Cresce il dialogo col territorio, come dimostrano anche gli interlocutori chiamati alla conferenza stampa che si è tenuta al palazzo del turismo: il sindaco di Rimini Andrea Gnassi, il presidente di Italian Exhibition Group Lorenzo Cagnoni, insieme al vescovo Francesco Lambiasi che ha portato il suo saluto.
Gnassi: “Il Meeting ha attraversato questi 40 anni come un vascello leggero e non ha mai perso la bussola. La stella polare erano e sono le persone e la loro tensione all’assoluto e alla felicità, da raggiungersi attraverso le relazioni. Per dirla come avrebbe fatto Jannacci ‘Meeting di Rimini, 40 anni senza mai andare fuori tempo’. O per meglio dire, cercando ostinatamente, costantemente di capire il tempo, senza lasciarsi sopraffare da esso”. Lui che in fatto di dialogo e ascolto della città ne sa qualcosa, ha assicurato che in questo tempo “non c’è più discussione, anzi non si cerca più il confronto”.
Cagnoni: “Sia il Meeting che il quartiere fieristico sono stati e sono sempre di più, soprattutto per chi ci ha lavorato e ci lavora oggi, un luogo di crescita positivo e dinamico, ricco di opportunità e di occasioni umane e non solo professionali”.
E parole di affetto, incoraggiamento e sostegno al Meeting sono arrivate anche dal vescovo.

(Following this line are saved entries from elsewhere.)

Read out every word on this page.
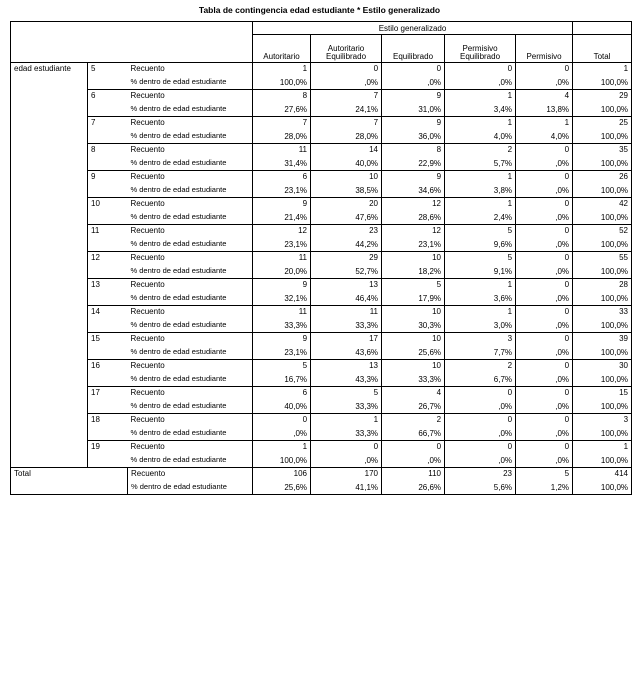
Tabla de contingencia edad estudiante * Estilo generalizado
			Estilo generalizado					
			Autoritario	Autoritario Equilibrado	Equilibrado	Permisivo Equilibrado	Permisivo	Total
edad estudiante	5	Recuento	1	0	0	0	0	1
		% dentro de edad estudiante	100,0%	,0%	,0%	,0%	,0%	100,0%
	6	Recuento	8	7	9	1	4	29
		% dentro de edad estudiante	27,6%	24,1%	31,0%	3,4%	13,8%	100,0%
	7	Recuento	7	7	9	1	1	25
		% dentro de edad estudiante	28,0%	28,0%	36,0%	4,0%	4,0%	100,0%
	8	Recuento	11	14	8	2	0	35
		% dentro de edad estudiante	31,4%	40,0%	22,9%	5,7%	,0%	100,0%
	9	Recuento	6	10	9	1	0	26
		% dentro de edad estudiante	23,1%	38,5%	34,6%	3,8%	,0%	100,0%
	10	Recuento	9	20	12	1	0	42
		% dentro de edad estudiante	21,4%	47,6%	28,6%	2,4%	,0%	100,0%
	11	Recuento	12	23	12	5	0	52
		% dentro de edad estudiante	23,1%	44,2%	23,1%	9,6%	,0%	100,0%
	12	Recuento	11	29	10	5	0	55
		% dentro de edad estudiante	20,0%	52,7%	18,2%	9,1%	,0%	100,0%
	13	Recuento	9	13	5	1	0	28
		% dentro de edad estudiante	32,1%	46,4%	17,9%	3,6%	,0%	100,0%
	14	Recuento	11	11	10	1	0	33
		% dentro de edad estudiante	33,3%	33,3%	30,3%	3,0%	,0%	100,0%
	15	Recuento	9	17	10	3	0	39
		% dentro de edad estudiante	23,1%	43,6%	25,6%	7,7%	,0%	100,0%
	16	Recuento	5	13	10	2	0	30
		% dentro de edad estudiante	16,7%	43,3%	33,3%	6,7%	,0%	100,0%
	17	Recuento	6	5	4	0	0	15
		% dentro de edad estudiante	40,0%	33,3%	26,7%	,0%	,0%	100,0%
	18	Recuento	0	1	2	0	0	3
		% dentro de edad estudiante	,0%	33,3%	66,7%	,0%	,0%	100,0%
	19	Recuento	1	0	0	0	0	1
		% dentro de edad estudiante	100,0%	,0%	,0%	,0%	,0%	100,0%
Total		Recuento	106	170	110	23	5	414
		% dentro de edad estudiante	25,6%	41,1%	26,6%	5,6%	1,2%	100,0%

Infine l’avvicendamento alla direzione del Meeting, di cui Riminiduepuntozero ha scritto lo scorso ottobre. “Sandro Ricci dopo 40 anni (di cui 36 da direttore, da quando cioè esiste la carica) ha scelto di intraprendere una nuova strada lavorativa”. Il suo lavoro di questi anni al Meeting lo definisce “un’avventura professionale e umana esaltante” e “un privilegio aver accompagnato la crescita costante della manifestazione”. A raccogliere il testimone dal 2019 sarà Emmanuele Forlani, “riminese di origine, 44 anni, una carriera brillante nelle relazioni pubbliche e nel management, già componente del cda della manifestazione”. Lunga vita al Meeting, possibilmente nel segno della verità, che non è relativa.